Hacking "vanilla" FlashAttention for variable-length inputs

21 August 2024
Tags:
research

This blogpost concerns anyone who (1) is dealing with variable-length data samples, and (2) is looking to optimize their transformer-based code.

FlashAttention has changed the transformer game for some two years^[1]. Compared to naive self-attention implementations, it boasts staggering speed gains in forward passes – depending on the input sequence lengths. In addition, it can reduce the VRAM footprint of self-attention by literal orders of magnitude as it reduces the $O (n^{2})$ self-attention memory footprint to $O (n)$ . Besides allowing bigger input sequence lengths, lower memory footprints allows people to train larger models with larger batch sizes using the same compute budget. As FlashAttention just represents an optimized kernel, it does all this without any of the significant drawbacks that attention approximations exhibit.

As it’s since been integrated into the main PyTorch library, it’s usage is quickly becoming the standard MO for self-attention computation.

Underperformance of `flash_attn_varlen_func` vs “vanilla” FlashAttention #

If you have variable-length sequence data, the usual thing to do is to provide a $N \times L$ boolean mask, indicating where the padding tokens are. This mask will restrict self-attention to not let padded tokens participate. As it currently stands, FlashAttention does not support such masks. Rather, it provides separate implementations for “vanilla” self-attention and “variable-length” self-attention. (If you use the main PyTorch self-attention implementation and provide a mask to account for variable lengths, PyTorch will use a slower non-FlashAttention implementation instead).

The problem is that FlashAttention’s variable-length operation simply does not deliver the same throughputs as the default operation for smaller-to-moderate sequence lengths:

Benchmark details can be found in the footnotes^[2].

In order to circumvent the usage of FlashAttention’s varlen operation, I propose to hack the data in a way such that - per batch - it is not variable-length anymore.

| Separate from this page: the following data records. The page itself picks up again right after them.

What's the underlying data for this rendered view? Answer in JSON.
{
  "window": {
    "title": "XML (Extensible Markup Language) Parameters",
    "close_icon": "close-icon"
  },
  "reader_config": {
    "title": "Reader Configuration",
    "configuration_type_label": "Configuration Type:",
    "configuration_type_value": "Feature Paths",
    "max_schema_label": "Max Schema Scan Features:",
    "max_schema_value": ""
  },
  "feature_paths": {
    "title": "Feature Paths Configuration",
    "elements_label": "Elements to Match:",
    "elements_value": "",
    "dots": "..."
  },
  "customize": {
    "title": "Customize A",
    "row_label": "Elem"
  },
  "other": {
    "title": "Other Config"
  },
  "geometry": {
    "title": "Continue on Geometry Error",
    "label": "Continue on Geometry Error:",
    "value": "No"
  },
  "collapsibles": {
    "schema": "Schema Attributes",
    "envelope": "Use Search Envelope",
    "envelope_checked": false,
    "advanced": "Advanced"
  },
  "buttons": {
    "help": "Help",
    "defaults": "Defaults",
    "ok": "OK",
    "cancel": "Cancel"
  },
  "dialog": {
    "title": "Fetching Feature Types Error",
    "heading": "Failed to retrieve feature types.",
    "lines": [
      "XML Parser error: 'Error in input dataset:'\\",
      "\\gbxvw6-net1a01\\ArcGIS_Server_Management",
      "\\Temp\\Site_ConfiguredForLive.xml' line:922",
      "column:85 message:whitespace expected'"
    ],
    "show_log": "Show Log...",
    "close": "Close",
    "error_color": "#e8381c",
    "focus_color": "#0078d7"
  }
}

Cutting to min size in each batch #

Consider a dataset cut into batches. The simplest way in order to hack the data to fixed-length per batch is to cut off the ends of the data per batch to the smallest size:

In PyTorch, one can achieve this by (1) wrapping a Dataset object to eliminate any padding to the original sequence length size, and (2) writing a custom batch collate function that aggregates all the samples in a batch and cuts to the minimal sequence length. A simple implementation could look something like this:

from torch.utils.data import *
import torch

class Cut2MinDatasetWrapper(Dataset):
    def __init__(self, dataset, seqlens):
        super().__init__()
        self.dataset = dataset
        self.seqlens = seqlens

    def __getitem__(self, index):
        sample = self.dataset[index]
        seqlen = self.seqlens[index]
        return sample[..., :seqlen] # eliminates padding

    def __len__(self):
        return len(self.dataset)
    
    def collate_fn(self, batch):
        return default_collate(self._cut_to_uniform_size(batch))

    @staticmethod
    def _cut_to_uniform_size(list_of_objects):
        min_len = min([b.shape[-1] for b in list_of_objects])
        return [b[..., :min_len] for b in list_of_objects]

For an example usage, consider a dummy dataset of 10000 variable-length tensors (ranging from 5 to 1000 in length):

dataset = []
for _ in range(10000):
    dataset.append(torch.randn(torch.randint(size=(), low=5, high=1000),))

seqlens = torch.tensor([len(sample) for sample in dataset])
dataset = torch.nn.utils.rnn.pad_sequence(dataset, batch_first=True)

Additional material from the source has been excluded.